Ao meio dia, a Praça Tiradentes é de uma nitidez que chega a espantar. Sem o breu espesso que a cobre durante a madrugada, sou capaz de distinguir seus contornos mais recônditos, as grades, a aspereza, as sujeiras. Uma clareza opressiva.
A praça parece ter ficado maior depois que as grades foram retiradas. Em frente à Avenida Passos, à espera do sinal vermelho, olho as construções ao redor. Pessoas correm, ligeiras, perseguindo as horas perdidas. Meu destino é a Saara, onde os apetrechos exigidos por uma festa à fantasia aguardam deitados em bancas ou pendurados nos cabides empoeirados das velhas lojas, entre esfihas e barraquinhas de sorvete.
O sinal demora a abrir e o trânsito está quase parado. Nos corredores entre ônibus e carros, fileiras de homens deslizam como uma imensa centopéia. O painel anuncia uma peça qualquer no João Caetano, a preços populares. Faz calor e penso em comprar um ingresso. Desisto logo. Então confiro novamente o sinal: o tempo parece estancado no verde. É quando noto a moça.
Debruçada sob o parapeito da janela de um edifício na esquina da praça com a Avenida Passos, ela apoia o cotovelo sobre o outro braço e contempla o movimento da rua, como uma boneca namoradeira. Não parece triste, apenas distante – enfronhada nos próprios pensamentos. Talvez lamente uma noite ruim, talvez pense nas contas que não fecham, talvez faça planos para as horas que hão de vir. Elas sempre vêm.
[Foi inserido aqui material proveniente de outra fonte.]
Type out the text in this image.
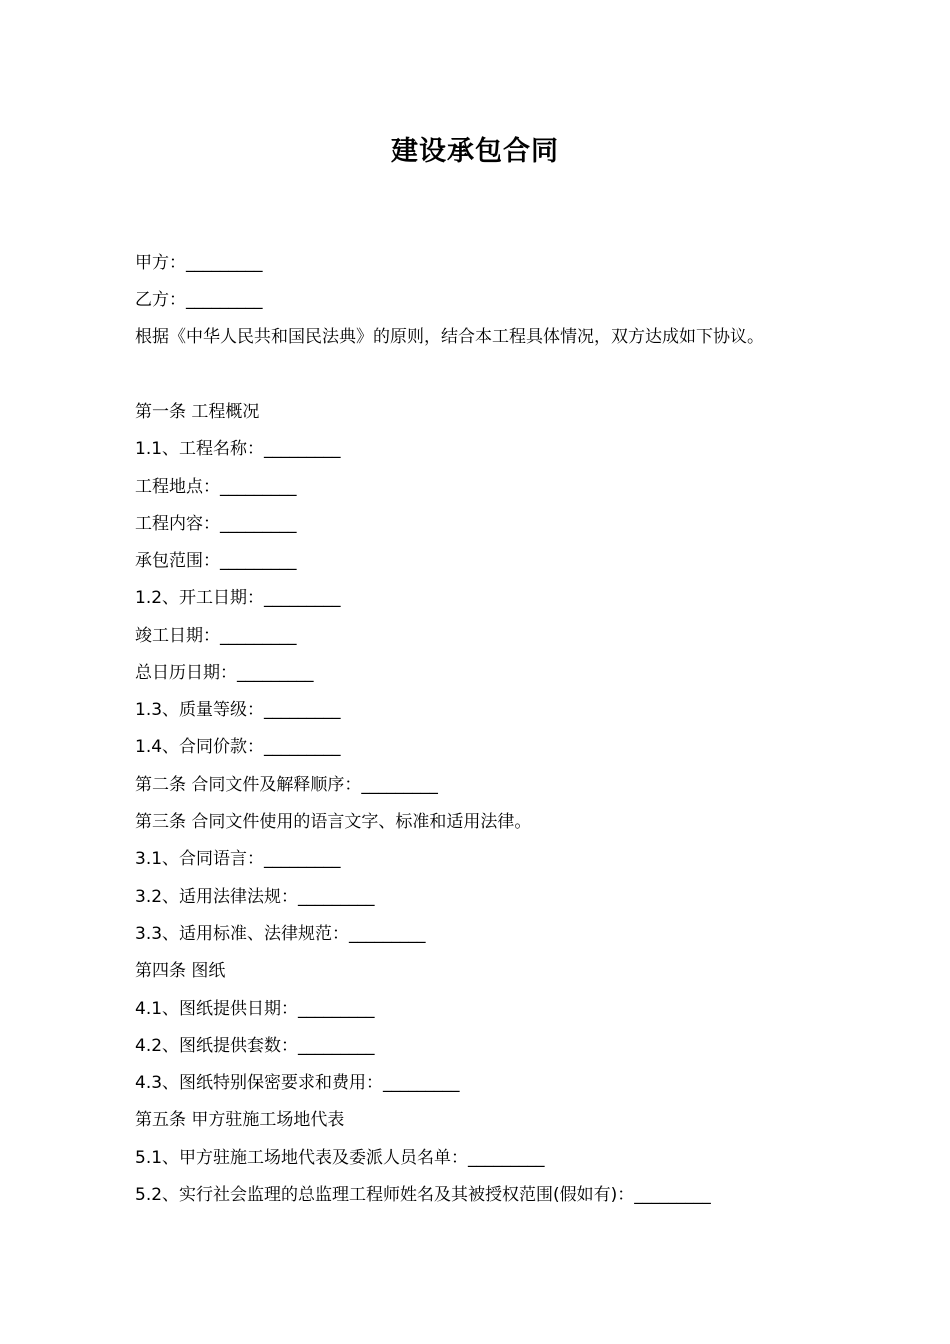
建设承包合同
甲方：_________
乙方：_________
根据《中华人民共和国民法典》的原则，结合本工程具体情况，双方达成如下协议。
第一条 工程概况
1.1、工程名称：_________
工程地点：_________
工程内容：_________
承包范围：_________
1.2、开工日期：_________
竣工日期：_________
总日历日期：_________
1.3、质量等级：_________
1.4、合同价款：_________
第二条 合同文件及解释顺序：_________
第三条 合同文件使用的语言文字、标准和适用法律。
3.1、合同语言：_________
3.2、适用法律法规：_________
3.3、适用标准、法律规范：_________
第四条 图纸
4.1、图纸提供日期：_________
4.2、图纸提供套数：_________
4.3、图纸特别保密要求和费用：_________
第五条 甲方驻施工场地代表
5.1、甲方驻施工场地代表及委派人员名单：_________
5.2、实行社会监理的总监理工程师姓名及其被授权范围(假如有)：_________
Deslocando o olhar, percorro a parede do prédio, andar por andar, até encontrar a portaria. No letreiro, uma pintura já esmaecida informa: ‘Motel’.
Lembro que, quando pequeno, meus pais costumavam dizer que motel era um hotel com garagem embaixo. Durante algum tempo acreditei nisso, e a recordação arranca do meu rosto um sorriso nostálgico. Meus olhos, assim como os da moça, por um segundo fitam a praça sem enxergá-la.
Mas o foco logo volta ao edifício. A fachada que confessa seu cansaço nos espaços vazados dos rebocos. As feias janelas de alumínio, quase todas fechadas, guardando as promessas da madrugada, quando enfim se abrirão. A entrada do corredor principal. O cartaz pedindo vinte reais pelo período: seis horas, almoço incluído. Por fim a moça, que permanece no vão do terceiro andar, estátua viva, quase parte da construção.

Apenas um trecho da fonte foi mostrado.